Department of Medical Oncology Cancer Center, West China Hospital, Sichuan University, Sichuan, China.

出版信息

Front Immunol. 2022 Nov 22;13:1032314. doi: 10.3389/fimmu.2022.1032314. eCollection 2022.

Abstract

Immunotherapy has revolutionized colon cancer treatment. Immune checkpoint inhibitors (ICIs) have shown clinical benefits for colon cancer patients, especially those with high microsatellite instability (MSI-H). In 2020, the US Food and Drug Administration (FDA)-approved ICI pembrolizumab as the first-line treatment for metastatic MSI-H colon cancer patients. Additionally, neoadjuvant immunotherapy has presented efficacy in treating early-stage colon cancer patients. Although MSI has been thought of as an effective predictive biomarker for colon cancer immunotherapy, only a small proportion of colon cancer patients were MSI-H, and certain colon cancer patients with MSI-H presented intrinsic or acquired resistance to immunotherapy.
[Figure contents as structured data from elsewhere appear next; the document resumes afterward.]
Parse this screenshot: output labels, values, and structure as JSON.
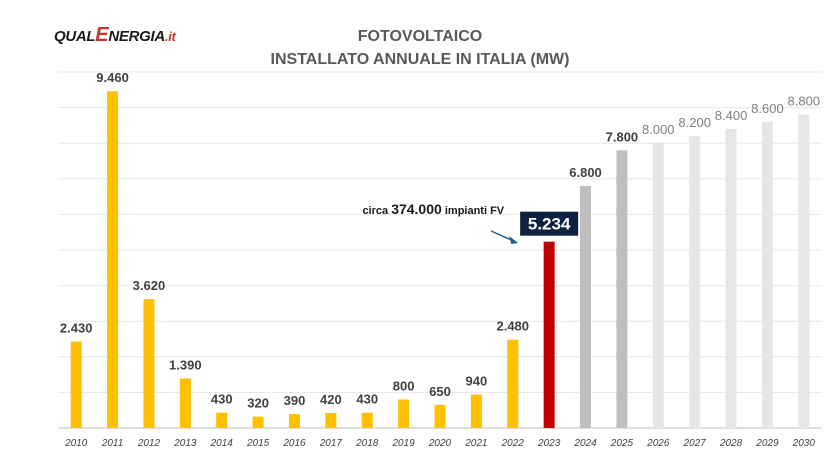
{
  "logo": {
    "part1": "QUAL",
    "part2": "E",
    "part3": "NERGIA",
    "part4": ".it"
  },
  "chart_data": {
    "type": "bar",
    "title": "FOTOVOLTAICO",
    "subtitle": "INSTALLATO ANNUALE IN ITALIA (MW)",
    "categories": [
      "2010",
      "2011",
      "2012",
      "2013",
      "2014",
      "2015",
      "2016",
      "2017",
      "2018",
      "2019",
      "2020",
      "2021",
      "2022",
      "2023",
      "2024",
      "2025",
      "2026",
      "2027",
      "2028",
      "2029",
      "2030"
    ],
    "values": [
      2430,
      9460,
      3620,
      1390,
      430,
      320,
      390,
      420,
      430,
      800,
      650,
      940,
      2480,
      5234,
      6800,
      7800,
      8000,
      8200,
      8400,
      8600,
      8800
    ],
    "value_labels": [
      "2.430",
      "9.460",
      "3.620",
      "1.390",
      "430",
      "320",
      "390",
      "420",
      "430",
      "800",
      "650",
      "940",
      "2.480",
      "5.234",
      "6.800",
      "7.800",
      "8.000",
      "8.200",
      "8.400",
      "8.600",
      "8.800"
    ],
    "bar_colors": [
      "#FFC000",
      "#FFC000",
      "#FFC000",
      "#FFC000",
      "#FFC000",
      "#FFC000",
      "#FFC000",
      "#FFC000",
      "#FFC000",
      "#FFC000",
      "#FFC000",
      "#FFC000",
      "#FFC000",
      "#C00000",
      "#BFBFBF",
      "#BFBFBF",
      "#E7E6E6",
      "#E7E6E6",
      "#E7E6E6",
      "#E7E6E6",
      "#E7E6E6"
    ],
    "ylim": [
      0,
      10000
    ],
    "grid": true,
    "annotation": {
      "prefix": "circa ",
      "number": "374.000",
      "suffix": " impianti FV",
      "category": "2023"
    },
    "highlight_label_bg": "#0D2240"
  }
}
Thus, further search for predictive biomarkers to stratify patients is meaningful in colon cancer immunotherapy. Except for MSI, other biomarkers, such as PD-L1 expression level, tumor mutation burden (TMB), tumor-infiltrating lymphocytes (TILs), certain gut microbiota, ctDNA, and circulating immune cells were also proposed to be correlated with patient survival and ICI efficacy in some colon cancer clinical studies. Moreover, developing new diagnostic techniques helps identify accurate predictive biomarkers for colon cancer immunotherapy. In this review, we outline the reported predictive biomarkers in colon cancer immunotherapy and further discuss the prospects of technological changes for biomarker development in colon cancer immunotherapy.

摘要

免疫疗法彻底改变了结肠癌的治疗方式。免疫检查点抑制剂(ICI)为结肠癌患者,特别是高度微卫星不稳定(MSI-H)患者带来了显著的临床获益。2020 年,美国食品和药物管理局(FDA)批准 ICI 药物 pembrolizumab 作为转移性 MSI-H 结肠癌患者的一线治疗药物。此外,新辅助免疫疗法在治疗早期结肠癌患者方面也展现出了疗效。尽管 MSI 已被认为是结肠癌免疫治疗的有效预测生物标志物,但只有一小部分结肠癌患者为 MSI-H,且某些 MSI-H 的结肠癌患者对免疫治疗存在内在或获得性耐药。因此,进一步寻找预测生物标志物来分层患者在结肠癌免疫治疗中具有重要意义。除了 MSI,其他生物标志物,如 PD-L1 表达水平、肿瘤突变负荷(TMB)、肿瘤浸润淋巴细胞(TILs)、特定的肠道微生物群、ctDNA 和循环免疫细胞,也被认为与某些结肠癌临床研究中患者的生存和 ICI 疗效相关。此外,开发新的诊断技术有助于确定结肠癌免疫治疗中准确的预测生物标志物。在本综述中,我们概述了结肠癌免疫治疗中报道的预测生物标志物,并进一步讨论了技术变革在结肠癌免疫治疗中开发生物标志物的前景。